Like my Labour colleagues, I share the cabinet secretary’s disappointment at the lack of proper consultation and debate in advance of the introduction of the legislation. However, does he propose any substantive change to the legislation? He does not appear to be doing so.
In his statement, the cabinet secretary said that,
“where the power of the state impinges on the liberty of its citizens, it is imperative that elected representatives must always have an opportunity to debate the issues.”
Why does he believe that that principle should apply to data retention but not to the carrying of firearms, in respect of which Scotland faces a radical change in policy direction?
It is rather bizarre that, given that I have made a statement and answered questions, and given that we have a police committee, a Scottish Police Authority, HMICS, a quarterly review of the standing firearms authority and, indeed, the PIRC, Mr Macintosh still labours the point.

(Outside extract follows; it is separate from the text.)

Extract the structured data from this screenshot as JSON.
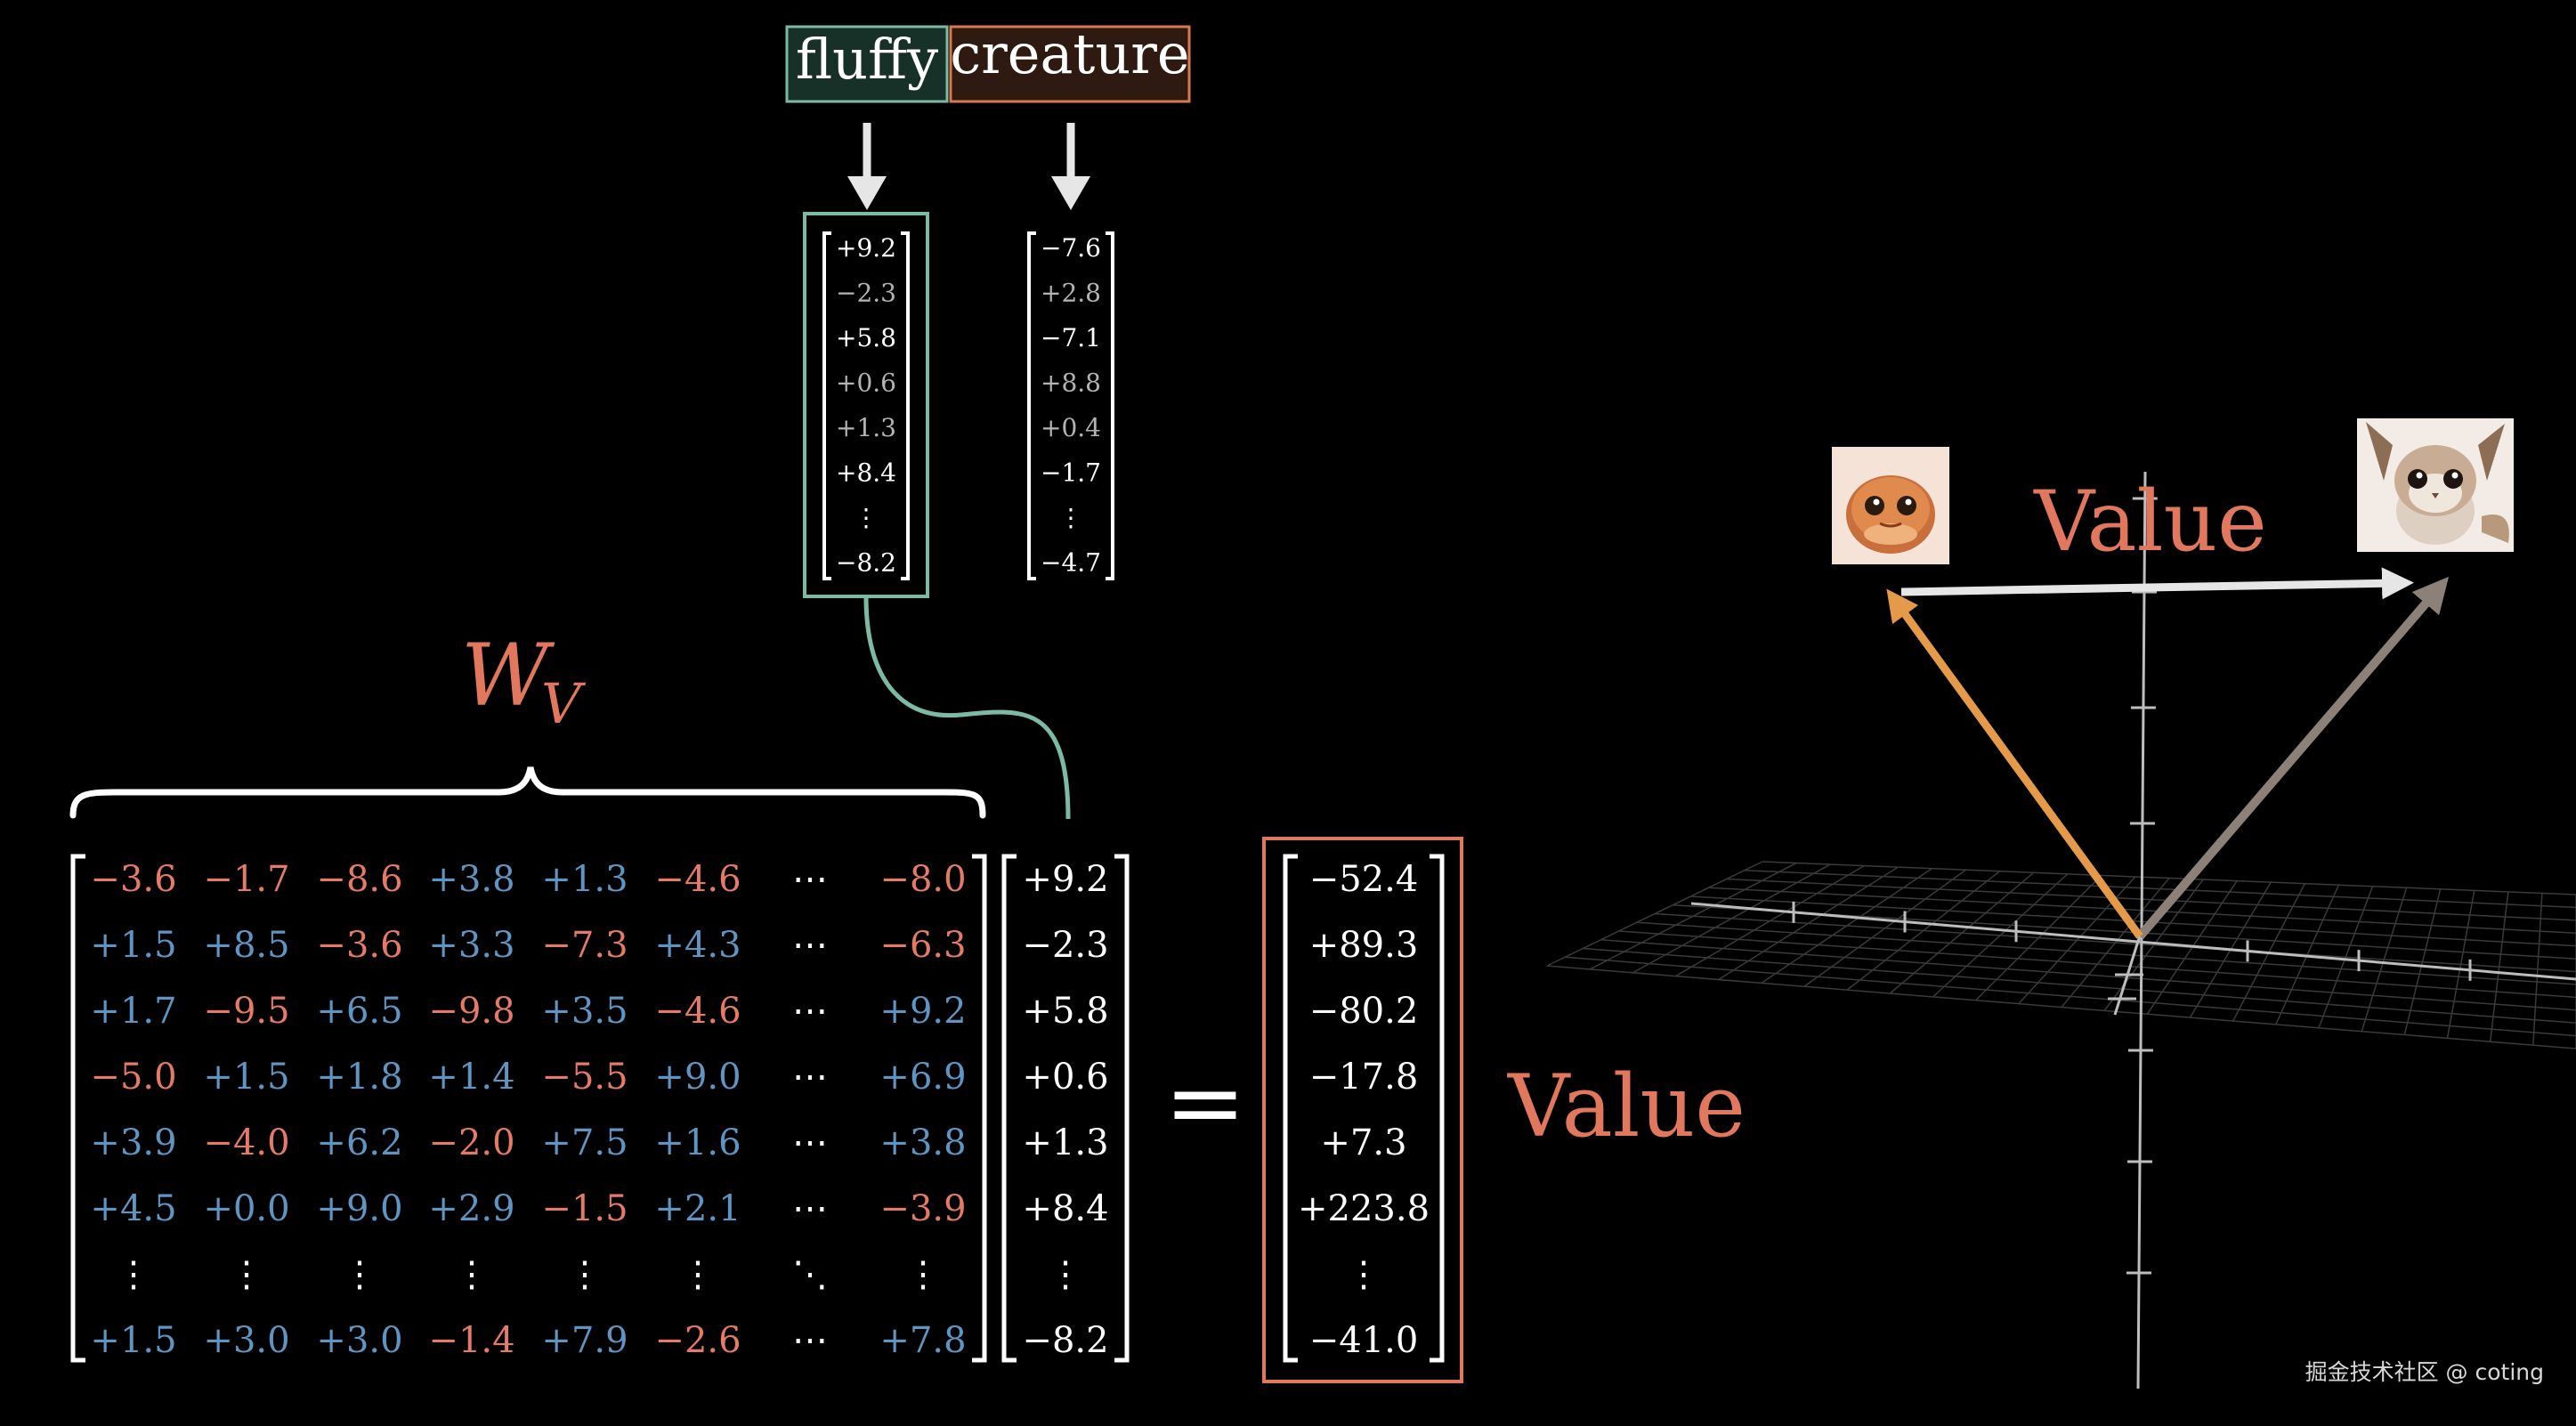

The fact is that the criticism by Labour and Conservative members south of the border concerns the lack of discussion and scrutiny.
We have no intention of seeking simply to replicate the position that has been adopted south of the border. I cannot decide how I would vote because, at the moment, the matter is reserved and I therefore have no vote. It is also difficult for me to comment because I have not been privy to the debate or the information—that is part of our complaint about the lack of a respect agenda.
What I can say, though, is that I believe that, after the yes vote on 18 September, we will ensure that our people are protected and that we play our part in protecting the citizens in other jurisdictions. We will do so by ensuring that there is proportionality and that there are appropriate checks, balances and safeguards.